The government has confirmed it will increase the age at which people can access their pensions from 55 to 57 in 2028.
The government first indicated its intention to increase the threshold back in 2014 but did not legislate for it, leaving many across the industry to question whether the change would ever go ahead.
Under current pension freedom rules, which were introduced in 2015, individuals aged 55 and over can choose how and when they can access their savings.
But the government said in an answer to a parliamentary question today (September 3) said it will legislate for the pension freedom age hike "in due course".
Economic secretary to the Treasury John Glen wrote: "In 2014 the government announced it would increase the minimum pension age to 57 from 2028, reflecting trends in longevity and encouraging individuals to remain in work, while also helping to ensure pension savings provide for later life.
"That announcement set out the timetable for this change well in advance to enable people to make financial plans and will be legislated for in due course."
Steven Cameron, pensions director at Aegon, said: “This latest announcement confirms the change will happen meaning those retiring in future will have to wait longer to access their pension.
“It will be particularly impactful on those who were due to reach their 55th birthday just after the cut off, sometime in 2028.”
Mr Cameron warned the government to make sure all savers are aware of this change to avoid another fiasco like the state pension age hike for women born in the 1950s.
He said: “It’s now imperative that both government and industry make sure this change is clear to all those saving in pensions.
“We can’t afford a repeat of the government communication gaps which left many women to find out too late that their state pension age was increasing from 60 to 65.”
State pension age blunder
Plans to increase the state pension age for women born in the 1950s were first announced in the Pension Act 1995 but these changes were accelerated as part of the Pension Act 2011.
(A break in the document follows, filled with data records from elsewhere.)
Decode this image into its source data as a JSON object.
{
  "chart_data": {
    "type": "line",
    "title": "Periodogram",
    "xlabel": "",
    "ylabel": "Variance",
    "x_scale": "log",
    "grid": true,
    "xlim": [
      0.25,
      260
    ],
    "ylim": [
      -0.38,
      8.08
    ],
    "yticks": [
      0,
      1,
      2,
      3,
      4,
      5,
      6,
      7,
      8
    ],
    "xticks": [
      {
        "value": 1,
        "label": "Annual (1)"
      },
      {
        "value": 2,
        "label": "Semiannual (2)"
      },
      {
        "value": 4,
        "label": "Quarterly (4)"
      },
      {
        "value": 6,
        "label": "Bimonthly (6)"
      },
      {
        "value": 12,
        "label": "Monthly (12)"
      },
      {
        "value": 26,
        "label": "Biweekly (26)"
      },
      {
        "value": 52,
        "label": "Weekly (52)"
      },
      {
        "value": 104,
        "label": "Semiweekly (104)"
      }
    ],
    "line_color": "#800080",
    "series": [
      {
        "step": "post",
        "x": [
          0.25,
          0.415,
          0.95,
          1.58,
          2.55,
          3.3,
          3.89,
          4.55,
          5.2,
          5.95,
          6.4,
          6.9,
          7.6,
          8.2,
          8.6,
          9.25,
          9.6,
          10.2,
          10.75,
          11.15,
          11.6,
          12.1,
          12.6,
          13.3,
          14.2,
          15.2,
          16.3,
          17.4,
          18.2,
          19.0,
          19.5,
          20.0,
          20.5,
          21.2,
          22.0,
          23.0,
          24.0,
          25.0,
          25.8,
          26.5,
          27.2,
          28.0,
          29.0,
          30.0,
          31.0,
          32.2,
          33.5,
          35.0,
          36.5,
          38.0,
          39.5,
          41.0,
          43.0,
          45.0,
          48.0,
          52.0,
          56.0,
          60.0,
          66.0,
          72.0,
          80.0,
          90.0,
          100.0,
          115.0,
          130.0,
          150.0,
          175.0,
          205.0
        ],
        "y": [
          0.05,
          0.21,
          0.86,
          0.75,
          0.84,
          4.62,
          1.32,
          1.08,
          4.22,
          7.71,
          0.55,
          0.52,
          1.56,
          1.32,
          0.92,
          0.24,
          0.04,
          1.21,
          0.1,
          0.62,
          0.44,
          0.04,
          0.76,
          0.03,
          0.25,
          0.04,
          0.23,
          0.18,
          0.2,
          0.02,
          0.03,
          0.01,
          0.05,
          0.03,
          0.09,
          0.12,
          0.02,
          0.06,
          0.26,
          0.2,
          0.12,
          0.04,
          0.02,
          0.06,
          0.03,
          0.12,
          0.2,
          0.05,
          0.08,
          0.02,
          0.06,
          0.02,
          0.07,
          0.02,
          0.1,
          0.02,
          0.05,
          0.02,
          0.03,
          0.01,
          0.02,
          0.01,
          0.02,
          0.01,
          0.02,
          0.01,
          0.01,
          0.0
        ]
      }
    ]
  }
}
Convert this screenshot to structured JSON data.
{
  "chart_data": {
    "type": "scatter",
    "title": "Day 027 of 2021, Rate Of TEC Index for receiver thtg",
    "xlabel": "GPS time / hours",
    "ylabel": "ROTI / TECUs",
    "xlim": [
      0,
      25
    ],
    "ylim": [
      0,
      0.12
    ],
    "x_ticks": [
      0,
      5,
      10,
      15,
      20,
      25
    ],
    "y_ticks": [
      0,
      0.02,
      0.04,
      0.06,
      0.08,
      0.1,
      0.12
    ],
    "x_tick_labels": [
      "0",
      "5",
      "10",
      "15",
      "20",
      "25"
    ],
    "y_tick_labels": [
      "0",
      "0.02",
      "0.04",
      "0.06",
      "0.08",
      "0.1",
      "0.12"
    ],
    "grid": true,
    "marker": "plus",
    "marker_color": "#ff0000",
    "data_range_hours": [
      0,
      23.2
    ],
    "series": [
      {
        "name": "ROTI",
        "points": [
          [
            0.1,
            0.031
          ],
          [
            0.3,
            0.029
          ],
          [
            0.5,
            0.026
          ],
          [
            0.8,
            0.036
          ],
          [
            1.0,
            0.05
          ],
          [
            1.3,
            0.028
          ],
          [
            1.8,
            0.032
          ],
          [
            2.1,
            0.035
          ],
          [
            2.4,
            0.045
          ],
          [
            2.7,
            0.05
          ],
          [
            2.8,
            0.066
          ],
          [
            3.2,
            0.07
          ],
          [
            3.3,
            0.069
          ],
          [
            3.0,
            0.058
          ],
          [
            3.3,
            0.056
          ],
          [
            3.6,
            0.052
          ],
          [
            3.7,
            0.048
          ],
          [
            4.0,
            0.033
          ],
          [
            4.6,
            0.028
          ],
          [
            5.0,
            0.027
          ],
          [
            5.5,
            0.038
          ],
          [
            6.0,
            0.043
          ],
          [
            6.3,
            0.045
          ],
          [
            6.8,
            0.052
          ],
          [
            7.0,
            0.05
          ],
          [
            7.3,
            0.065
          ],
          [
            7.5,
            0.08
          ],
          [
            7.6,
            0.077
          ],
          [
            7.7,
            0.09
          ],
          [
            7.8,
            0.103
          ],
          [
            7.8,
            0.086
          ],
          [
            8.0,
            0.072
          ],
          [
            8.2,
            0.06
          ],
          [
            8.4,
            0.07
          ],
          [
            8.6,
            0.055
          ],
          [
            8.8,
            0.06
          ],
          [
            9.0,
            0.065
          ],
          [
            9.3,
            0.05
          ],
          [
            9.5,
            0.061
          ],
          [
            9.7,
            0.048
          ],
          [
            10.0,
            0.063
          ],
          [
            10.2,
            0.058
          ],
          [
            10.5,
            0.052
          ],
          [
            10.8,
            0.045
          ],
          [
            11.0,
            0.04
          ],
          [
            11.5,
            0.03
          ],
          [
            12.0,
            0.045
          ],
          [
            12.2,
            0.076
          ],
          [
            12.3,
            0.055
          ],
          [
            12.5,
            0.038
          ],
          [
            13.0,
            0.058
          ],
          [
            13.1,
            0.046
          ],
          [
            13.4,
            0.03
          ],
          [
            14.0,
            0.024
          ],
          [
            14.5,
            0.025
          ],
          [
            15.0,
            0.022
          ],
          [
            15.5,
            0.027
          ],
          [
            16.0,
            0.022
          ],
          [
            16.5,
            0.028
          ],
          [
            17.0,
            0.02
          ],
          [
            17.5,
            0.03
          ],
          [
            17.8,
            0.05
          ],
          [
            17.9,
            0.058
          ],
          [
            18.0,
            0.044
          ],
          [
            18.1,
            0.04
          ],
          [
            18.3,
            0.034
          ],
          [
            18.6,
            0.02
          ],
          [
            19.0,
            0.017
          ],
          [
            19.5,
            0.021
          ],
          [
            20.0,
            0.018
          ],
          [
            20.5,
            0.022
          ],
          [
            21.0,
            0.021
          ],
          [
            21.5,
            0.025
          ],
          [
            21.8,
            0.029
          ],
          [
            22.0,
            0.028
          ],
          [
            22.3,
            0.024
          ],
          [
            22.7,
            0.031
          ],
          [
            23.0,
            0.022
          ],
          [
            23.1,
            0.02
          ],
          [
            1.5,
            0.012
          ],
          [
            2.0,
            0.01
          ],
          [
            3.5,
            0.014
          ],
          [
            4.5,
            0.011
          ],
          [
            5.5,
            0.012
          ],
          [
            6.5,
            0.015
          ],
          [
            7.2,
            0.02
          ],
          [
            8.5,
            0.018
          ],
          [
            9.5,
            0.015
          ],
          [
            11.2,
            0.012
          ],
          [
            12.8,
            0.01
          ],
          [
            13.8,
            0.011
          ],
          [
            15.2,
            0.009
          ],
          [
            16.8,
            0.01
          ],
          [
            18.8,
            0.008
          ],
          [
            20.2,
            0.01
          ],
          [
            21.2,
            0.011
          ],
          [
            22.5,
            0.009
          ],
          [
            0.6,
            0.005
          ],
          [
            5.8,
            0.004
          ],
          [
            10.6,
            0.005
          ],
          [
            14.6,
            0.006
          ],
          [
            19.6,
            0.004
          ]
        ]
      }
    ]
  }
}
The Backto60 campaign group, along with The Women Against State Pension Inequality, have claimed the changes were implemented unfairly and are calling for compensation to be paid to 3.8m women born in the 1950s.
They argue that the changes were made so quickly that these women were left with no time to make alternative plans.
Backto60 challenged government but the High Court ruled on October 3 that the increase in the state pension age was not discriminatory, as the women had claimed.
The group is currently waiting for the outcome of its Court of Appeal case which looked to overturn the decision made in the High Court.
Meanwhile, the Work and Pensions Committee is carrying out an inquiry into the impact of pension freedoms and the level of protection it offers to savers.